La problématique de la thèse de Christian Verrier part d’une question simple mais essentielle : qu’est devenue l’autodidaxie aujourd’hui, temps dominé par le pédagogisme et la scolarisation, si l’on accepte que l’autodidaxie est aussi vieille que l’humanité. Après une analyse approfondie des différentes possibilités de l’autodidaxie, de ses traits les plus récurrents et des différences par rapport à d’autres types d’autoformation ou d’apprentissage expérientiel, Christian Verrier conclut par une nouvelle définition de l’autodidaxie comme auto-apprentissage volontaire d’une personne, quel que soit son niveau de scolarité antérieur, s’effectuant d’une façon autonome hors cadre hétéroformatif organisé par la société, en ayant éventuellement recours à une personne-ressource.

Autodidaxie

L’autodidaxie fonctionne d’une manière alternative tout le long de l’existence, enchevêtrée avec des périodes hétéroformatives et institutionnalisées. Elle contribue largement à la construction identitaire et permet le questionnement de toutes formes d’immobilisme institutionnel et social. En cela, elle peut être considérée comme un vitamine de la pédagogisation de la société menacée de sclérose de la créativité.

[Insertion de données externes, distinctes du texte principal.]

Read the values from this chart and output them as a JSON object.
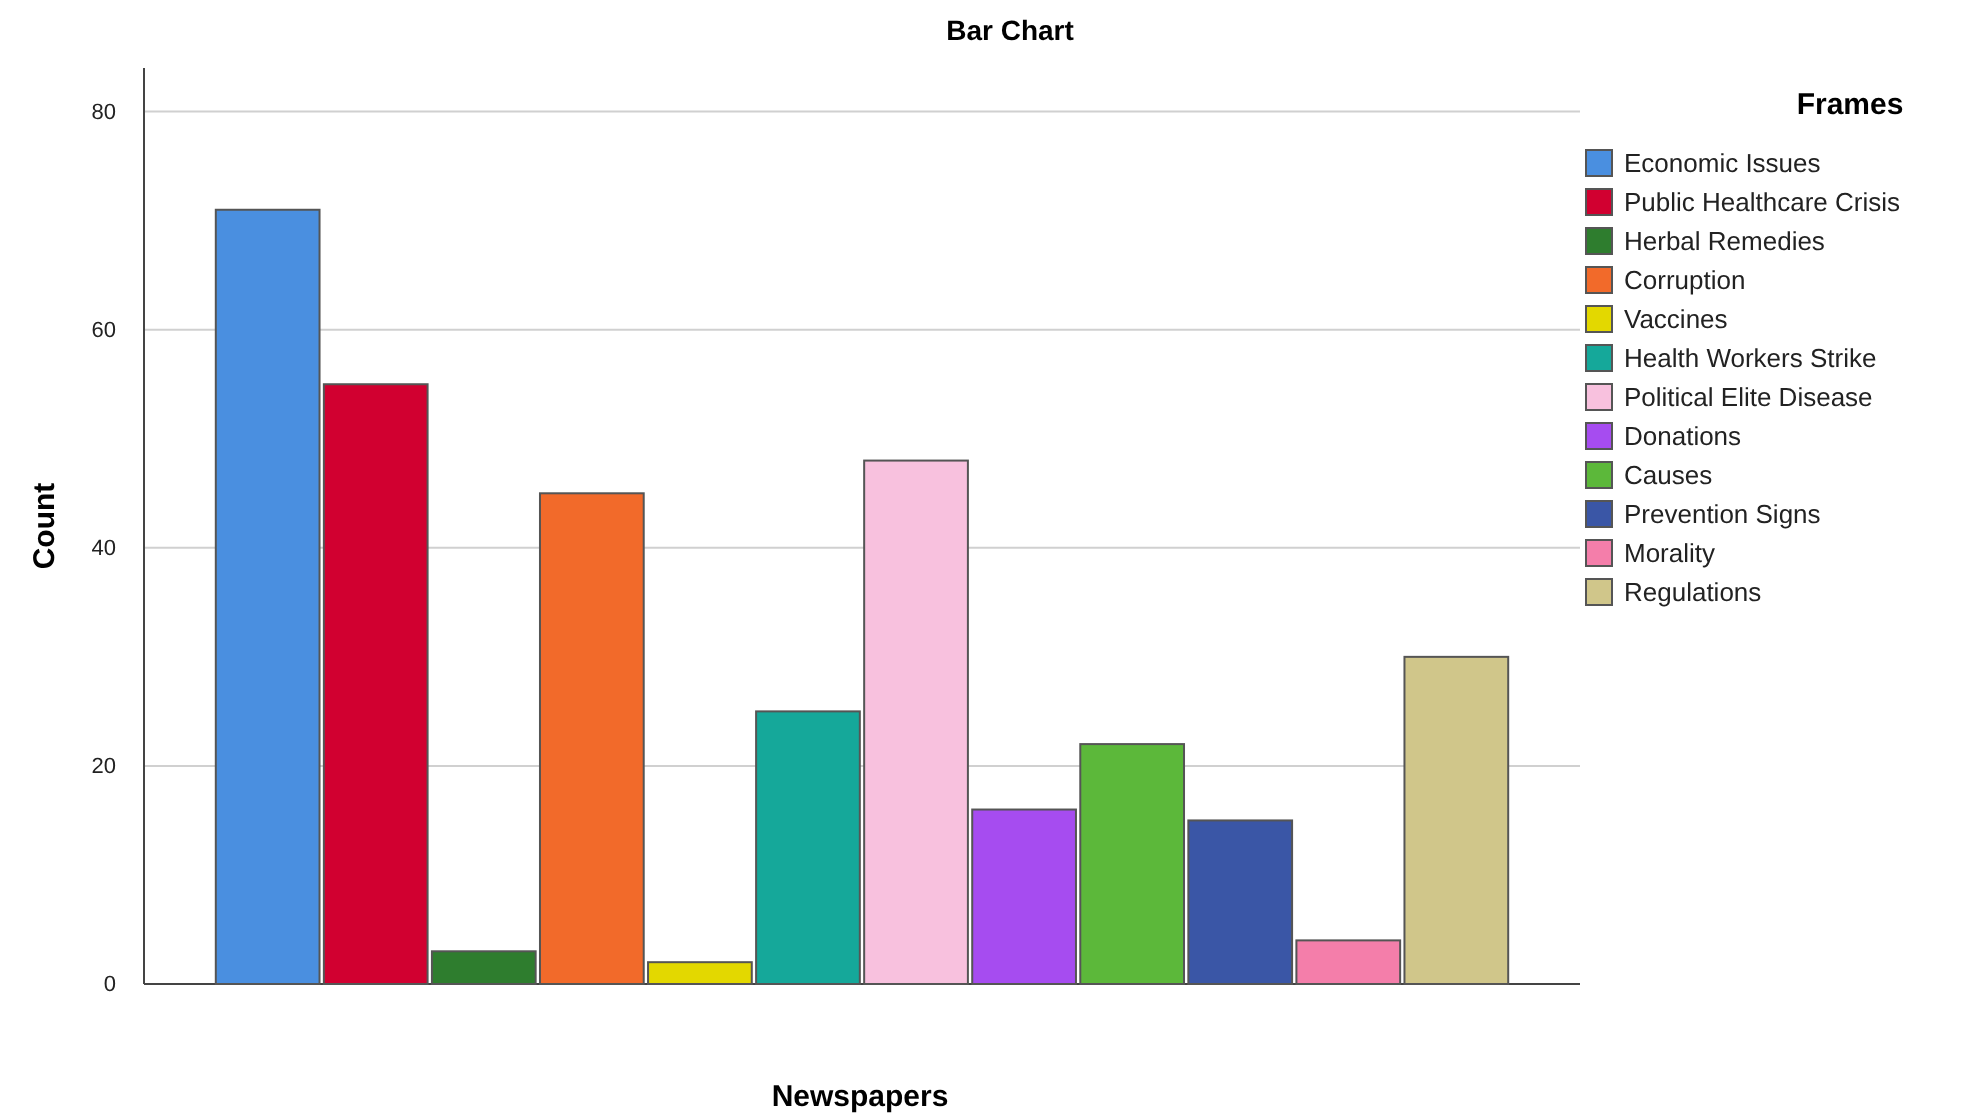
{
  "chart_data": {
    "type": "bar",
    "title": "Bar Chart",
    "xlabel": "Newspapers",
    "ylabel": "Count",
    "legend_title": "Frames",
    "categories": [
      null
    ],
    "series": [
      {
        "name": "Economic Issues",
        "color": "#4a8fe0",
        "values": [
          71
        ]
      },
      {
        "name": "Public Healthcare Crisis",
        "color": "#d10030",
        "values": [
          55
        ]
      },
      {
        "name": "Herbal Remedies",
        "color": "#2e7d2e",
        "values": [
          3
        ]
      },
      {
        "name": "Corruption",
        "color": "#f26a2a",
        "values": [
          45
        ]
      },
      {
        "name": "Vaccines",
        "color": "#e3d800",
        "values": [
          2
        ]
      },
      {
        "name": "Health Workers Strike",
        "color": "#15a89a",
        "values": [
          25
        ]
      },
      {
        "name": "Political Elite Disease",
        "color": "#f8c1de",
        "values": [
          48
        ]
      },
      {
        "name": "Donations",
        "color": "#a64cf0",
        "values": [
          16
        ]
      },
      {
        "name": "Causes",
        "color": "#5cb83a",
        "values": [
          22
        ]
      },
      {
        "name": "Prevention Signs",
        "color": "#3a56a6",
        "values": [
          15
        ]
      },
      {
        "name": "Morality",
        "color": "#f47eaa",
        "values": [
          4
        ]
      },
      {
        "name": "Regulations",
        "color": "#d0c68a",
        "values": [
          30
        ]
      }
    ],
    "ylim": [
      0,
      84
    ],
    "yticks": [
      0,
      20,
      40,
      60,
      80
    ],
    "grid": "y",
    "legend": "right"
  }
}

L’étude de l’imaginaire développé sur l’autodidaxie, sous formes de figures métaphoriques issues de différents travaux la concernant, nous aide à comprendre comment fonctionnent les grandes représentations qui y sont attachées, tant de la part des écrits savants que profanes. L’autodidacte constitue une surface de projection idéale pour tous ceux, pédagogues ou non, qui se reconnaissent ou s’effraient de son image, au cours des nombreuses phases autodidactiques qu’une société en mutation rapide contraint à la remise en cause permanente.

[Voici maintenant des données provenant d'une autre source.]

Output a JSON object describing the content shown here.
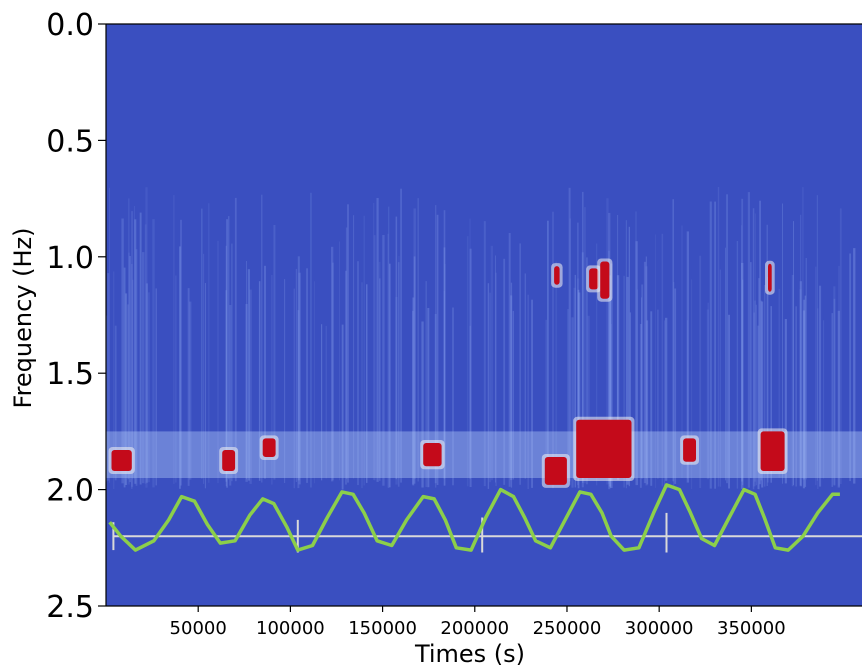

L’étude de biographies littéraires d’autodidactes comme celle de témoignages recueillis par une série d’entretiens, dégage ainsi la configuration actuelle de l’autodidaxie, entre l’intentionnalité et l’imprévisible, entre autonomie et hétéronomie, que l’auteur fait peu à peu apparaître sous les images et les métaphores du livre, du Combat, du Guerrier, de l’Appétit, de l’Avalement, de l’Ambition, de l’Ile au trésor, du Naufragé, de Robinson Crusoé, de l’Autre rivage, du Phénix, de Prométhée, du Héros, du labyrinthe, etc.

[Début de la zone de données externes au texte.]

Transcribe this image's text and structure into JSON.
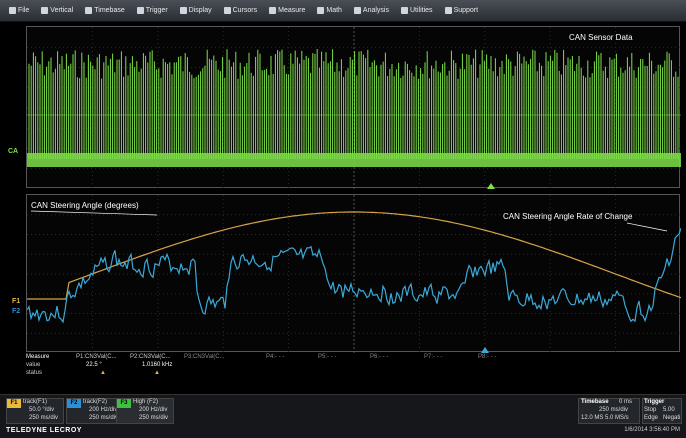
{
  "menu": [
    {
      "label": "File",
      "icon": "file-icon"
    },
    {
      "label": "Vertical",
      "icon": "vertical-icon"
    },
    {
      "label": "Timebase",
      "icon": "timebase-icon"
    },
    {
      "label": "Trigger",
      "icon": "trigger-icon"
    },
    {
      "label": "Display",
      "icon": "display-icon"
    },
    {
      "label": "Cursors",
      "icon": "cursors-icon"
    },
    {
      "label": "Measure",
      "icon": "measure-icon"
    },
    {
      "label": "Math",
      "icon": "math-icon"
    },
    {
      "label": "Analysis",
      "icon": "analysis-icon"
    },
    {
      "label": "Utilities",
      "icon": "utilities-icon"
    },
    {
      "label": "Support",
      "icon": "support-icon"
    }
  ],
  "grid1": {
    "annotation": "CAN Sensor Data",
    "channel_label": "CA"
  },
  "grid2": {
    "annotation_left": "CAN Steering Angle (degrees)",
    "annotation_right": "CAN Steering Angle Rate of Change",
    "f1_label": "F1",
    "f2_label": "F2"
  },
  "colors": {
    "green": "#7fe04a",
    "blue": "#3ba9d8",
    "orange": "#d6a347",
    "f1": "#e8b93a",
    "f2": "#2e8fd6",
    "f3": "#3fbf3f"
  },
  "measure": {
    "row_labels": [
      "Measure",
      "value",
      "status"
    ],
    "params": [
      "P1:CN3Val(C...",
      "P2:CN3Val(C...",
      "P3:CN3Val(C...",
      "P4:- - -",
      "P5:- - -",
      "P6:- - -",
      "P7:- - -",
      "P8:- - -"
    ],
    "values": [
      "22.5 °",
      "1.0160 kHz"
    ]
  },
  "descriptors": [
    {
      "tag": "F1",
      "line1": "track(F1)",
      "line2": "50.0 °/div",
      "line3": "250 ms/div"
    },
    {
      "tag": "F2",
      "line1": "track(F2)",
      "line2": "200 Hz/div",
      "line3": "250 ms/div"
    },
    {
      "tag": "F3",
      "line1": "High (F2)",
      "line2": "200 Hz/div",
      "line3": "250 ms/div"
    }
  ],
  "timebase": {
    "title": "Timebase",
    "offset": "0 ms",
    "line2": "250 ms/div",
    "line3": "12.0 MS   5.0 MS/s"
  },
  "trigger": {
    "title": "Trigger",
    "line2": "Stop",
    "line3": "Edge",
    "value": "5.00",
    "slope": "Negati"
  },
  "brand": "TELEDYNE LECROY",
  "datetime": "1/6/2014 3:56:40 PM"
}
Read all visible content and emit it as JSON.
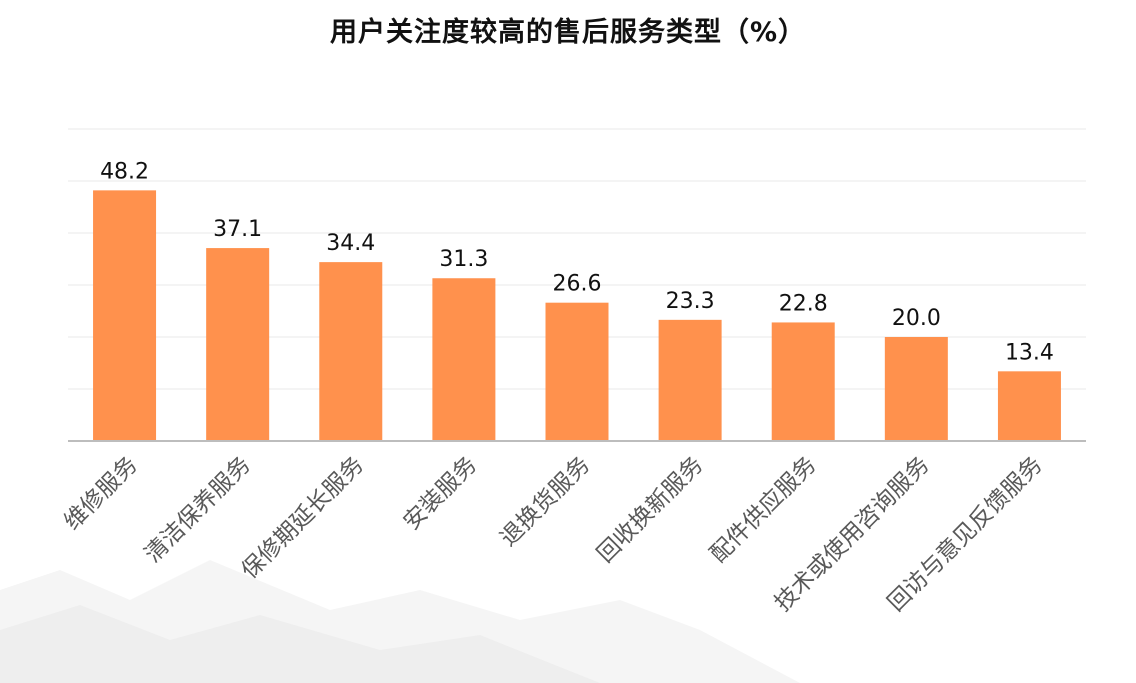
{
  "chart_data": {
    "type": "bar",
    "title": "用户关注度较高的售后服务类型（%）",
    "xlabel": "",
    "ylabel": "",
    "categories": [
      "维修服务",
      "清洁保养服务",
      "保修期延长服务",
      "安装服务",
      "退换货服务",
      "回收换新服务",
      "配件供应服务",
      "技术或使用咨询服务",
      "回访与意见反馈服务"
    ],
    "values": [
      48.2,
      37.1,
      34.4,
      31.3,
      26.6,
      23.3,
      22.8,
      20.0,
      13.4
    ],
    "value_labels": [
      "48.2",
      "37.1",
      "34.4",
      "31.3",
      "26.6",
      "23.3",
      "22.8",
      "20.0",
      "13.4"
    ],
    "ylim": [
      0,
      60
    ],
    "grid": true,
    "legend": "none",
    "bar_color": "#ff914d",
    "gridline_color": "#e9e9e9",
    "axis_color": "#bdbdbd"
  }
}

Loin de conclure à une suppression de l’école, comme le pensaient certains tenants de la pédagogie d’après-mai 1968, ou plus récemment d’un ultra-libéralisme pédagogique d’outre-Atlantique, Christian Verrier nous fait plutôt remarquer qu’il faudrait s’inspirer des valeurs propres à l’autodidaxie pour tenter de les apprendre, dès le plus jeune âge, à notre jeunesse studieuse. Pour lui il existe un processus circulaire entre la scolarisation de l’autodidaxie et l’autodidactisation des retombées de la scolarité.